Le Président de la République mobilise le Gouvernement, l’OMS et CDC Africa pour tenter d’enrayer une épidémie qui continue de gagner du terrain, alors que la RDC paie un lourd tribut contrairement à l’Ouganda, déjà en passe de tourner la page.
Alors que l’Ouganda s’apprête à déclarer la fin de son épidémie d’Ebola, après avoir observé les 21 jours réglementaires sans nouveau cas, avec seulement deux décès enregistrés sur son territoire, la République Démocratique du Congo reste confrontée à une crise sanitaire d’une tout autre ampleur.
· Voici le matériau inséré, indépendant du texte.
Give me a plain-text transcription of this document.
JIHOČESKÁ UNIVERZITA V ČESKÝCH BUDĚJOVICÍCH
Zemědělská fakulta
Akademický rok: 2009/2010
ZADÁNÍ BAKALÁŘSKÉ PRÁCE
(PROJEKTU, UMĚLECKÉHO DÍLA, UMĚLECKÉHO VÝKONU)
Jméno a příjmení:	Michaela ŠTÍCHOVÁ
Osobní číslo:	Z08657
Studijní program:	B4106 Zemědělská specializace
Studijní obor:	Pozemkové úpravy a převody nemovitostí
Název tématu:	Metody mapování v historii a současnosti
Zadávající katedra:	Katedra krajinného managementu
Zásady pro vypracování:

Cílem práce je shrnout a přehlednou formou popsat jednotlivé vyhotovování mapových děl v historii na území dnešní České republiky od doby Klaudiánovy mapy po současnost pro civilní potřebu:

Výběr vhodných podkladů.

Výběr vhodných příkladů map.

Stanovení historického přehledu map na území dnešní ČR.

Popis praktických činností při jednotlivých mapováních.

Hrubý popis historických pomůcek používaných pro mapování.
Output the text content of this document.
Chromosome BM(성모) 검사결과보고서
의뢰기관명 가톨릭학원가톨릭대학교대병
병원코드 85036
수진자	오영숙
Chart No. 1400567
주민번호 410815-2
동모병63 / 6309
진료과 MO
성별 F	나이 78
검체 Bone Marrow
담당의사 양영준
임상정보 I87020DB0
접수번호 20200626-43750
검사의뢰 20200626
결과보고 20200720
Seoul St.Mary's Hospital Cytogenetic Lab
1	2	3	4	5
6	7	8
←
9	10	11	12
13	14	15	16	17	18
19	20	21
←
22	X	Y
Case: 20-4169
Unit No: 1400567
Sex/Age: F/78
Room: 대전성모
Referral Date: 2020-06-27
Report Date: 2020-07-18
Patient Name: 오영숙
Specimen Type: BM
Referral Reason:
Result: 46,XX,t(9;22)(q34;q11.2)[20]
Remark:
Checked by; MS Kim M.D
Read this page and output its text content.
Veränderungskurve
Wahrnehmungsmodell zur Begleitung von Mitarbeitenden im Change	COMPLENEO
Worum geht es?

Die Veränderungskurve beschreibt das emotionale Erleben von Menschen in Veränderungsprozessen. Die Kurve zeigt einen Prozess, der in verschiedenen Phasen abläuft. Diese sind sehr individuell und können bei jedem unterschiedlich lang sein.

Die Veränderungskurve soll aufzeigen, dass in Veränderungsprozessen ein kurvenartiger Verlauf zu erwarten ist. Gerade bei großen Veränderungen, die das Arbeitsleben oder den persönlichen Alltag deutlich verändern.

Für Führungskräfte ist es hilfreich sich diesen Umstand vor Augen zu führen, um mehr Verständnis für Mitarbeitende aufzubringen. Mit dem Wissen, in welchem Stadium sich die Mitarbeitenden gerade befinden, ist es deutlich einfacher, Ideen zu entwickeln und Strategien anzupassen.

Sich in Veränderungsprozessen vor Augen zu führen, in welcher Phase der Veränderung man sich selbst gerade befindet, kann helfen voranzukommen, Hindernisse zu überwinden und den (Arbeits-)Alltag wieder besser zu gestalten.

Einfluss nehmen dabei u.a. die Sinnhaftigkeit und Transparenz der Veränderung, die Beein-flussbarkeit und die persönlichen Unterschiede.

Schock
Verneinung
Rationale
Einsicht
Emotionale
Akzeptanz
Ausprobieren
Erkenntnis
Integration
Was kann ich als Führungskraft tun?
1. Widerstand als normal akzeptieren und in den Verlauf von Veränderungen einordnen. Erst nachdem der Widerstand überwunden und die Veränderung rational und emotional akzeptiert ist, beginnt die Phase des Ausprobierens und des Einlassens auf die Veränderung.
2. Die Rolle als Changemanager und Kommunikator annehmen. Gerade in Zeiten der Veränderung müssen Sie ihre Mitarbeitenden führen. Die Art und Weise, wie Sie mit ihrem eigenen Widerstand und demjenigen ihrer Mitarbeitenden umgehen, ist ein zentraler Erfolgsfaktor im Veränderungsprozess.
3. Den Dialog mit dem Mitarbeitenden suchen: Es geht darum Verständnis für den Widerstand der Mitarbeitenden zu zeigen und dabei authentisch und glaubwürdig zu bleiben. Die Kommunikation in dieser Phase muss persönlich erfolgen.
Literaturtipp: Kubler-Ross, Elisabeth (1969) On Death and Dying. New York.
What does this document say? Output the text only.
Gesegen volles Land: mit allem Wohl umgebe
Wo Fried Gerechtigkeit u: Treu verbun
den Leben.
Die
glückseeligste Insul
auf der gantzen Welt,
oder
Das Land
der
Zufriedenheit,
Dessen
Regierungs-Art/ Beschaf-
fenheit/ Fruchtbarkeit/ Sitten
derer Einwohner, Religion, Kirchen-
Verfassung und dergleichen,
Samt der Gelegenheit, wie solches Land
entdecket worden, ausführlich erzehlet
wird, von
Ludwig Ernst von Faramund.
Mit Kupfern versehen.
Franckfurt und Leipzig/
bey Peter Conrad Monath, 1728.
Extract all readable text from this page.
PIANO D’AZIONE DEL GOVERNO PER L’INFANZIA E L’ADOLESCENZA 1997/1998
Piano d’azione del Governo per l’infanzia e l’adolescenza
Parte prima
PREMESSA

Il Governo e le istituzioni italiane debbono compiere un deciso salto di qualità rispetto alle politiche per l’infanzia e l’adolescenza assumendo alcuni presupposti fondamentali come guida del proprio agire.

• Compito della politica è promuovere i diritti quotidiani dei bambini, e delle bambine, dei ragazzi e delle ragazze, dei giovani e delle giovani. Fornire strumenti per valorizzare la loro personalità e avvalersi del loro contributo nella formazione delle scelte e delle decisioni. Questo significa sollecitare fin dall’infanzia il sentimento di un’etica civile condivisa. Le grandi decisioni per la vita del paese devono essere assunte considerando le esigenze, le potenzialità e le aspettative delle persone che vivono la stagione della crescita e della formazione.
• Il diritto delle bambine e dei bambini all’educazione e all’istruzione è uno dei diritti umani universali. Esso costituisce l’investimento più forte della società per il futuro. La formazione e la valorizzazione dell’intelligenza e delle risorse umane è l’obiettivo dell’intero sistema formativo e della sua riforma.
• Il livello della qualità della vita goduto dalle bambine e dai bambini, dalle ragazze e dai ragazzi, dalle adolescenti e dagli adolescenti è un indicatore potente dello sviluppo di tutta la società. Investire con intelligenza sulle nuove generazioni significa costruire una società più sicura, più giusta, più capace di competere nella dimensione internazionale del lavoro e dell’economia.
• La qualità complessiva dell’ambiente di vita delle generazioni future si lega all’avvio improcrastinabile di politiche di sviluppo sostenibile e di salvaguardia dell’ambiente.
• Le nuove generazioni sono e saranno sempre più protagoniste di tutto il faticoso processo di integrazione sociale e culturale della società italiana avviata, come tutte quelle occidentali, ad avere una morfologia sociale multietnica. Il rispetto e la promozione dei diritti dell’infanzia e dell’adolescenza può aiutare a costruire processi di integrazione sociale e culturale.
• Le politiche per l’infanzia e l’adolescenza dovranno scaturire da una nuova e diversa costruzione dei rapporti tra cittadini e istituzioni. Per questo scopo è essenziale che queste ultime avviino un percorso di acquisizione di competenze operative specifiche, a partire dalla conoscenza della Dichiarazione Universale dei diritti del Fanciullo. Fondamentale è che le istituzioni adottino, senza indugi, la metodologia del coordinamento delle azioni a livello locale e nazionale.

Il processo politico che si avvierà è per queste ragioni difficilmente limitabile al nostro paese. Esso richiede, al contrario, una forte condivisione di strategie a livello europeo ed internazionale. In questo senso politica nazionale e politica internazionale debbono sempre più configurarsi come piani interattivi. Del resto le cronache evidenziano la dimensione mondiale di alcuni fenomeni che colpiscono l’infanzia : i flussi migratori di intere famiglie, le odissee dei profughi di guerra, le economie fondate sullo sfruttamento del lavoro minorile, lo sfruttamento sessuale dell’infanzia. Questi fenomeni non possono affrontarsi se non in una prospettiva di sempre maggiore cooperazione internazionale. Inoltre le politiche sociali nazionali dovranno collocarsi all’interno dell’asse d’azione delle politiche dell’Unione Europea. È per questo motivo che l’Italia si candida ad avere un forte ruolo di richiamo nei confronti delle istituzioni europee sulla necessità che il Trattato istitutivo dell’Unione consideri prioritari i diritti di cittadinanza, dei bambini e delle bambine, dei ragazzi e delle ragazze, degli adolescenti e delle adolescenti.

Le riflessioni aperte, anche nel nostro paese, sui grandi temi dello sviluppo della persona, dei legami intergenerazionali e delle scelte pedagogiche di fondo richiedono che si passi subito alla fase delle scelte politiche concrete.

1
Les contaminations et les décès continuent de s’accumuler, poussant le Chef de l’Etat, Félix Tshisekedi, à reprendre directement la main sur la coordination de la riposte.
Les chiffres publiés par l’Institut national de santé publique (INSP), arrêtés au 4 août et rendus publics le 5 août, illustrent l’ampleur du défi. Le pays comptabilise désormais 3.973 cas confirmés répartis dans cinq provinces — Ituri, Nord-Kivu, Sud-Kivu, Haut-Uélé et Tshopo — pour un total de 1.801 décès, soit un taux de létalité de 45,3 %.
Si aucune nouvelle zone de santé n’a été touchée au cours des dernières vingt-quatre heures, l’épidémie demeure loin d’être maîtrisée. Sur les 140 zones de santé que compte le pays, 51 sont concernées par la maladie. L’Ituri reste de très loin le principal foyer de transmission, concentrant 87,1 % des cas cumulés, tandis que le Sud-Kivu enregistre une évolution encourageante avec 56 jours sans nouveau cas, signe que la riposte produit des résultats dans certaines régions.
Malgré la gravité de la situation, quelques indicateurs témoignent des progrès enregistrés par les équipes de riposte. Le nombre de personnes guéries atteint désormais 776 patients, avec notamment une première guérison officiellement enregistrée dans la province du Haut-Uélé.
Les capacités de prise en charge ont également été renforcées avec l’inauguration, en Ituri, du centre de traitement de Rwankole, doté de 120 lits, destiné à accueillir les malades et à réduire la pression sur les autres structures sanitaires. Dans le même temps, le suivi des personnes contacts atteint 75,3 % au niveau national, un indicateur essentiel pour interrompre les chaînes de transmission.
Tshisekedi en avant-plan
Face à l’évolution préoccupante de l’épidémie, le Président Félix Tshisekedi a réuni, mercredi, une importante séance de travail à la Cité de l’Union africaine consacrée exclusivement au renforcement de la riposte contre le virus Ebola de souche Bundibugyo.
Autour du Chef de l’État se trouvaient la Première Ministre Judith Suminwa, les principaux membres du Gouvernement concernés, le Directeur général de l’Organisation mondiale de la Santé (OMS), le Dr Tedros Adhanom Ghebreyesus, ainsi que le Directeur général de CDC Africa, le Dr Jean Kaseya.
Cette réunion de haut niveau marque la volonté du Président de piloter personnellement une riposte devenue l’une des principales urgences nationales. Les échanges ont mis en évidence la nécessité de renforcer la mobilisation communautaire, considérée comme un levier décisif pour freiner la propagation du virus.
L’OMS a insisté sur une stratégie reposant davantage sur la sensibilisation des populations, avec l’implication des leaders religieux, des chefs coutumiers et des organisations de jeunesse afin de favoriser l’adhésion aux mesures sanitaires.
L’organisation a également souligné l’urgence de mieux protéger le personnel soignant et d’intensifier la surveillance épidémiologique pour éviter que des malades ne succombent à domicile sans avoir été pris en charge dans des structures de santé.
L’OMS et Africa CDC réaffirment leur soutien
À l’issue de cette réunion stratégique, l’OMS et Africa CDC ont salué les efforts déjà engagés par les autorités congolaises dans la lutte contre l’épidémie. Les deux organisations ont renouvelé leur engagement à accompagner le Gouvernement congolais à travers un appui technique et opérationnel renforcé.
Mais au regard du bilan humain déjà extrêmement lourd — 3.973 cas, 1.801 morts contre 776 guérisons —, la mobilisation devra rapidement produire des résultats tangibles.
Chaque journée qui passe sans ralentissement significatif de la transmission alourdit davantage le tribut payé par la RDC, désormais confrontée à l’une des plus graves flambées d’Ebola de son histoire récente.